I sit in the specialist’s chair. The nurse or technician or whatever, the human embodiment of the trailers before the movie, took my info and added it into the system.
Then the specialist came in within seconds. He asked me what was up. I told him about the white blood cells, he examines my eye, and says “Oh, that’s nothing, you’re fine.“
I say, “Are you serious? Just like that?” And he says, “Just like that.“
And I say, “No more drops? I can wear contacts?” He sort of laughs and says, “Yes to both. And while I appreciate the concern of your doctor, you didn’t need these drops. You’re fine.“
I shit you not, I was in the exam room for like 3 minutes after waiting an hour.
I was so fucking happy. But then, I was furious all over again because I had wasted two days of my 4th of July weekend at the fucking eye doctor with a baseless cancer scare right in the middle of it.
The Bill
So it’s been nearly two months since this fiasco. The crazy eye doctor lady stopped holding my prescription hostage and I was back to wearing contacts that day. Although, reluctantly, mind you. She made me get a signed note from the specialist for proof, like I wanted to waste my Saturday morning an hour away from home only to say that nothing was wrong to her.
I’ve been wearing contacts for two months, my eyes are fine.
But I get a call from the specialist’s office today saying that I have an outstanding bill of $100. My insurance got it down to a $100 co-pay for a 3 minute check up with the specialist. He literally did nothing and is charging me $100.
This is where it all comes together. Why did that whole fiasco cost ME money??What, am I seeing Sinatra in there?
I should charge the crazy eye doctor lady $1000 for the prayer and scare tactic and I should charge the specialist $100 for not keeping the appointment time and having me wait an hour only to be seen and sent off within 3 minutes.
Everything about the medical world in the United States is a gigantic scam. At least it is for me. I’m allergic to all the good antibiotics, doctors waste my time with cancer scares, and then they come out of the woodwork like loan sharks months later to collect what they think they’re “owed.”
I’m in this whole eye thing now for over $300 between the appointments and the prescriptions. Not to mention I ran up my new insurance from my new job for literally nothing.

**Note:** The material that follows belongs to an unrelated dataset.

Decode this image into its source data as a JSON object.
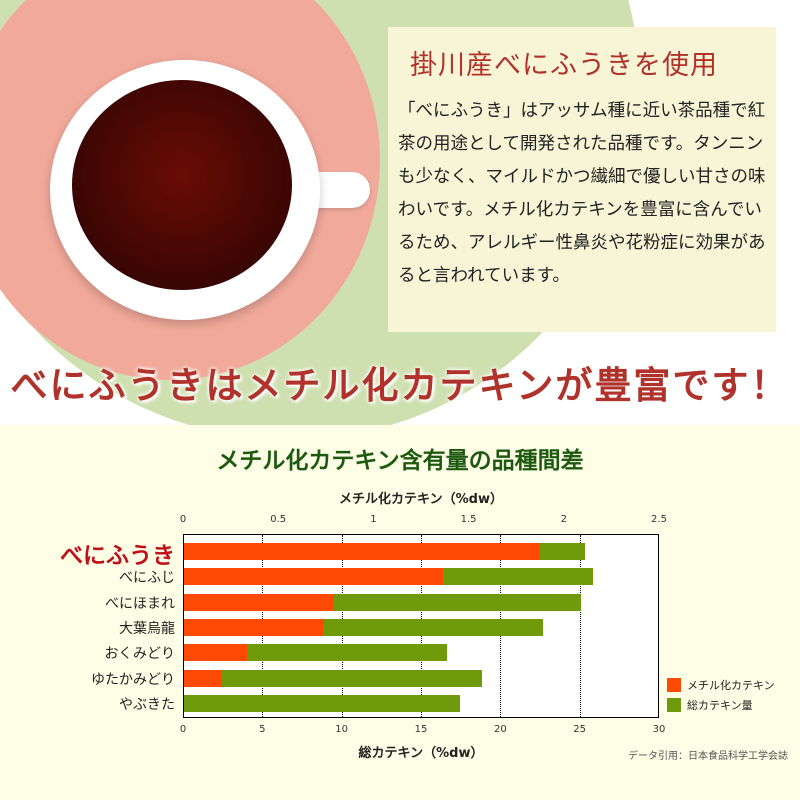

I’m still very much for this robbery field if it benefits me. I would love to meet a nice woman that happens to be a doctor and overcharges for simple things. I would do anything and everything about domestic lifestyle that sucks, all so she never has to lift a finger other than to write a prescription for someone that doesn’t really need it. All of which would come without a single complaint knowing that I now benefit from the system that once robbed me.
A lot of this is written in jest. Of course, I’m grateful that I’m ok and I’m grateful that it isn’t more than $100. And I would be grateful with any woman crazy enough to marry me, she doesn’t have to be a doctor.
But I also know that if this happened in a decent amount of other countries, I wouldn’t have spent a dime.
I’m praying that my checking account can withstand another case of nothing.